T-Mobile threw a party in New York tonight to celebrate the third phase of its “uncarrier” strategy repositioning the wireless company as a more competitive challenger to its larger rivals.
The third phase adds free international data and text roaming to the company’s “Simple Choice” plans. While abroad, T-Mobile customers’ voice calls are capped at 20 cents a minute. The features take effect Oct. 31 and apply in more than 100 countries.
“Every single one of us has had that experience of either being terrified to use your phone in another country or getting bill shock when you come back,” said Jason Young, T-Mobile vice president of marketing.
Overseas data service will be limited to pokey 2G speeds, and the company said the offer isn’t for extended trips.

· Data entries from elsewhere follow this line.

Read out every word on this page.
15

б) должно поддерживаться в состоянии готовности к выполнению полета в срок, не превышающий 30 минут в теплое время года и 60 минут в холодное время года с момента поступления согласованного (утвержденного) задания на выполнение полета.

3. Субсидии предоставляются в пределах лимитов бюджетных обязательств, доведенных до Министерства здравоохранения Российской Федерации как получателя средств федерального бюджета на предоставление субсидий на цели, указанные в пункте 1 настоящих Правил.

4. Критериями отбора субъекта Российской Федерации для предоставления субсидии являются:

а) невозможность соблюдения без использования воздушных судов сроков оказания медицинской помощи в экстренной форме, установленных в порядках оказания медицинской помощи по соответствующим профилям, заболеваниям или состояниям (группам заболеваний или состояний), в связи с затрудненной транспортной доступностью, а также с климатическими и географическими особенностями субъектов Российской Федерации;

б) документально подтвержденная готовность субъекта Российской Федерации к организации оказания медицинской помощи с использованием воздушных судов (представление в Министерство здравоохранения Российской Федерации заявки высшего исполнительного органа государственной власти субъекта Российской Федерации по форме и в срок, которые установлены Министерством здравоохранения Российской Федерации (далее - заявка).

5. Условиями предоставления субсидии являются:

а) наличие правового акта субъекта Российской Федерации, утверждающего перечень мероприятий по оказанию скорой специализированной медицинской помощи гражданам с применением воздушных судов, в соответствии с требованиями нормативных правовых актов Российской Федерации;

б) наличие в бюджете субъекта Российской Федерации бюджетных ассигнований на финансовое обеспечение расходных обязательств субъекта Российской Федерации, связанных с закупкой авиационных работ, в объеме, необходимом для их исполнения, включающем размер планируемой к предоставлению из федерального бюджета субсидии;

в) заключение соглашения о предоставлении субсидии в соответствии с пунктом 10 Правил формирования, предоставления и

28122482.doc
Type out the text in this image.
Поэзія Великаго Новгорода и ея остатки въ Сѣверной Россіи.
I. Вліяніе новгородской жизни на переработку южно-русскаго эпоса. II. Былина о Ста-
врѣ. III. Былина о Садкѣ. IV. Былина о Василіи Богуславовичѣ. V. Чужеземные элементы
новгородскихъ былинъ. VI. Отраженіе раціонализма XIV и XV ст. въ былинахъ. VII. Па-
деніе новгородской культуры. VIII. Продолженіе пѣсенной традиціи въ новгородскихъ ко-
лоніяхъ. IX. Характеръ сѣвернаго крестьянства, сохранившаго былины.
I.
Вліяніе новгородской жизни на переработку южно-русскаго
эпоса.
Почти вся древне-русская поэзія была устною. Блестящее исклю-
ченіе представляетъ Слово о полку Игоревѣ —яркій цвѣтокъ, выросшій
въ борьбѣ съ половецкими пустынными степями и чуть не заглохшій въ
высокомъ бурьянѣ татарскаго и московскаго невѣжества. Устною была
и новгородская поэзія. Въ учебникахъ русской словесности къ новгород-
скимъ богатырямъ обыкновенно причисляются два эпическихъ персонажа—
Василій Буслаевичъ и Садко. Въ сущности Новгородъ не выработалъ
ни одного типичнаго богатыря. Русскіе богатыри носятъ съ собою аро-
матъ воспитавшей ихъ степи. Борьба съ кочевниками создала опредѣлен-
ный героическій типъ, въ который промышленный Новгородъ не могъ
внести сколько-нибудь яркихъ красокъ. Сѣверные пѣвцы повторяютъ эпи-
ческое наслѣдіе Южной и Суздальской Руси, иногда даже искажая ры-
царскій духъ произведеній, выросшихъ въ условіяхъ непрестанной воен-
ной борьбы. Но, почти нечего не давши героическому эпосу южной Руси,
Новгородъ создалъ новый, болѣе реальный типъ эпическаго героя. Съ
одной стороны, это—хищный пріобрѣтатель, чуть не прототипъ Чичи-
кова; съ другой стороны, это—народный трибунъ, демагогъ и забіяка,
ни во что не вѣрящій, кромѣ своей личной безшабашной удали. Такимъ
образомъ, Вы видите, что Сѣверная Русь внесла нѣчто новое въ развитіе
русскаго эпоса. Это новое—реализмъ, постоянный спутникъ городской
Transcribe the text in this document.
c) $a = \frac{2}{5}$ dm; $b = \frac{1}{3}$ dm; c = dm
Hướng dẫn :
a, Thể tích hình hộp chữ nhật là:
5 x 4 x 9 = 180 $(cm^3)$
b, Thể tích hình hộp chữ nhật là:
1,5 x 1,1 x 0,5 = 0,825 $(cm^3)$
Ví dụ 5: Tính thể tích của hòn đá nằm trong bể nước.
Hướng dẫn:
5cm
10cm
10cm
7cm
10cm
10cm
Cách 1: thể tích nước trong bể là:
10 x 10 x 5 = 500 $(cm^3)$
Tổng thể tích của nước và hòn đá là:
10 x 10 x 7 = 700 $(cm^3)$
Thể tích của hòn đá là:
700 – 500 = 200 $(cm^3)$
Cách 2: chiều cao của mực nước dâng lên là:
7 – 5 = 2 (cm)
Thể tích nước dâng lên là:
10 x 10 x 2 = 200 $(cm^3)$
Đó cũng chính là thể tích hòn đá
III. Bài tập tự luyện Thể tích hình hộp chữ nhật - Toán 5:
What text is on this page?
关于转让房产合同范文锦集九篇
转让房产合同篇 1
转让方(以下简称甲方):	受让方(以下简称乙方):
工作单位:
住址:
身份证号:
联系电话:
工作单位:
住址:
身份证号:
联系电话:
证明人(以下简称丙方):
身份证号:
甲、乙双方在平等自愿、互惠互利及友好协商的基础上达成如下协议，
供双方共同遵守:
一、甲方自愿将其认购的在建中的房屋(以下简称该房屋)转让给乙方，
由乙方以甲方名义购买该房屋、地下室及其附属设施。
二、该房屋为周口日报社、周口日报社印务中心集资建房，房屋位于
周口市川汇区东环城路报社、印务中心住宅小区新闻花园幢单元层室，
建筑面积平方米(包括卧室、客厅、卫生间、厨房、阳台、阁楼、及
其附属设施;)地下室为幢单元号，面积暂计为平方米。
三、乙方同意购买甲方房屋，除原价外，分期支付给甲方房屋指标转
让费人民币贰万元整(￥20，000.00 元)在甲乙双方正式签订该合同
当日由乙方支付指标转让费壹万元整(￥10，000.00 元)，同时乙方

For those who call abroad extensively, the company also announced a new international calling plan that provides unlimited texts and calls from the U.S. to landlines to more than 70 countries for $10 per month.
The Bellevue-based carrier also announced that its LTE service now reaches more than 200 million potential customers across the U.S., a goal it reached three months ahead of its schedule.
But the business moves were upstaged by company’s new promotional deal with musician Shakira, who performed at a concert that T-Mobile hosted in New York’s Bryant Park.
T-Mobile will promote her upcoming releases and charitable work, and Shakira will “raise awareness for T-Mobile products and services,” a T-Mobile news release said.
“Today is all about bringing the world closer together,” Shakira said in the release. “I’m excited to partner with T-Mobile and look forward to being able to share my music in new and innovative ways.”
Perhaps the cost associated with hiring Shakira and hosting a concert in New York is why T-Mobile borrowed $5.6 billion through a massive bond issuance on Tuesday. (Update: T-Mobile thought that joke was un-funny. A spokesman informed me that T-Mobile “will not incur any proceeds as a result of this transaction” because the notes were sold by its majority owner, Deutsche Telekom.)
With or without Shakira, T-Mobile’s new global service offerings may improve its standing with international travelers, business customers and immigrants who use their cell phones to stay in touch with friends and families back home.
T-Mobile already has a more multiethnic customer base than other carriers, Young said.
It may also prompt other carriers to offer better international options, and ease up on the outrageously expensive charges that can result if you use your phone across the border.
But the announcements are less radical than the earlier “uncarrier” moves that simplified T-Mobile’s billing plans and extended unlimited data offerings. T-Mobile was also first to offer multiple phone upgrades to customers who pay extra fees, an option now offered by all the major carriers.
T-Mobile’s stock closed down 1.78 percent or 46 cents at $25.36 Wednesday, but rose by a penny in after-hours trading as the Shakira concert got started.